Bonn wird UNESCO Learning City: Die Bundesstadt Bonn tritt als dritte deutsche Stadt dem UNESCO Global Network of Learning Cities (GNLC) bei.

Welttag der Lehrerin und des Lehrers: Am Welttag der Lehrerin und des Lehrers erinnert die UNESCO an die Schlüsselrolle von Lehrkräften bei der Unterstützung von Schülerinnen und Schülern während der Covid-19-Pandemie.

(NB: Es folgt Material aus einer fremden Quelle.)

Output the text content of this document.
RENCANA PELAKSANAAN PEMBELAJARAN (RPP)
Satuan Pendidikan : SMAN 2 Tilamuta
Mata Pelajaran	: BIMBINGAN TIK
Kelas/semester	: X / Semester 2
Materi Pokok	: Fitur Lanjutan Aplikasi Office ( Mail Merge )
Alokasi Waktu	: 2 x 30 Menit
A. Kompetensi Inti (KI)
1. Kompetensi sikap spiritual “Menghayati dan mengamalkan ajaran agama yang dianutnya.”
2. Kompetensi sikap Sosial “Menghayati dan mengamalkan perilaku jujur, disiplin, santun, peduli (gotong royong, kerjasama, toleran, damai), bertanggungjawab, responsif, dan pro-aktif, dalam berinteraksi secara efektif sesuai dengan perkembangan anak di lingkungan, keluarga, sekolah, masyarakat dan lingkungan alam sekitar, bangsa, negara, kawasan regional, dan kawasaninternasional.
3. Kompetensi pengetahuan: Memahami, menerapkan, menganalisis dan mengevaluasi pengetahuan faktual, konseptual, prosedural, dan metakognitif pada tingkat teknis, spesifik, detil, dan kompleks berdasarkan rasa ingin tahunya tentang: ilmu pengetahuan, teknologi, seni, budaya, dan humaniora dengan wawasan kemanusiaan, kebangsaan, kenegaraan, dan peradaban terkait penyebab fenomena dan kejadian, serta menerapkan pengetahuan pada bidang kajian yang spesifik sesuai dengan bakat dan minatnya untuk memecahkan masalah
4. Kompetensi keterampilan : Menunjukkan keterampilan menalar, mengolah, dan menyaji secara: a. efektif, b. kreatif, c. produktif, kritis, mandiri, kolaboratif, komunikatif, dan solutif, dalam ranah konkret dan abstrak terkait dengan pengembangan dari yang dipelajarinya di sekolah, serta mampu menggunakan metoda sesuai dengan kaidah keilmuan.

Es sei notwendig, in bessere Ausbildung und berufliche Weiterbildung zu investieren, um Lehrkräfte dazu zu befähigen, mit solch einer Krise umzugehen.

Internationales Bildungstreffen: Bei dem weltweit größten Bildungstreffen seit Ausbruch der Corona-Pandemie vereinbaren Staaten und internationale Organisationen Maßnahmen zur Bewältigung der Bildungskrise. In der verabschiedeten Erklärung äußerten die Teilnehmenden ihre Besorgnis, dass die durch Corona ausgelöste Bildungskrise das Erreichen der Ziele der Agenda Bildung 2030 der Vereinten Nationen gefährde und sogar bestehende Ungleichheiten bereits benachteiligter Lernender verschärfe. Dies betreffe beispielsweise sozioökonomisch Benachteiligte, Frauen und Mädchen, von Krisen und Konflikten Betroffene und Menschen mit Behinderungen. Sie vereinbarten eine Reihe von gemeinsamen Maßnahmen, um die globale Bildungskrise zu überwinden, unter anderem die Unterstützung von Lehrkräften und Bildungspersonal, einschließlich Weiterbildung in den Bereichen digitaler und pädagogischer Kompetenzen, sowie die Bereitstellung und Verbesserung digitaler Angebote und des digitalen Zugangs für Lernende. Bekräftigt wurde zudem, dass die nationalen Ausgaben für Bildung sowie die internationalen Hilfen für Bildung gemäß den internationalen Richtwerten mindestens beibehalten oder gesteigert werden müssen.

Jubiläum der Allgemeinen Erklärung über Bioethik und Menschenrechte: Die UNESCO feiert das 15-jährige Jubiläum der „Allgemeinen Erklärung über Bioethik und Menschenrechte“ mit einem zweitägigen Kolloquium.

Publikation

Weltbildungsbericht 2020 (deutsche Kurzfassung): Inklusion und Bildung: Für alle heißt für alle.
UNESCO, Deutsche UNESCO-Kommission, 2020

Weltweite Beteiligung an Schulbildung

Geschätzt 258 Millionen Kinder, Heranwachsende und Jugendliche besuchen keine Schule – das entspricht einem Gesamtanteil von 17 Prozent.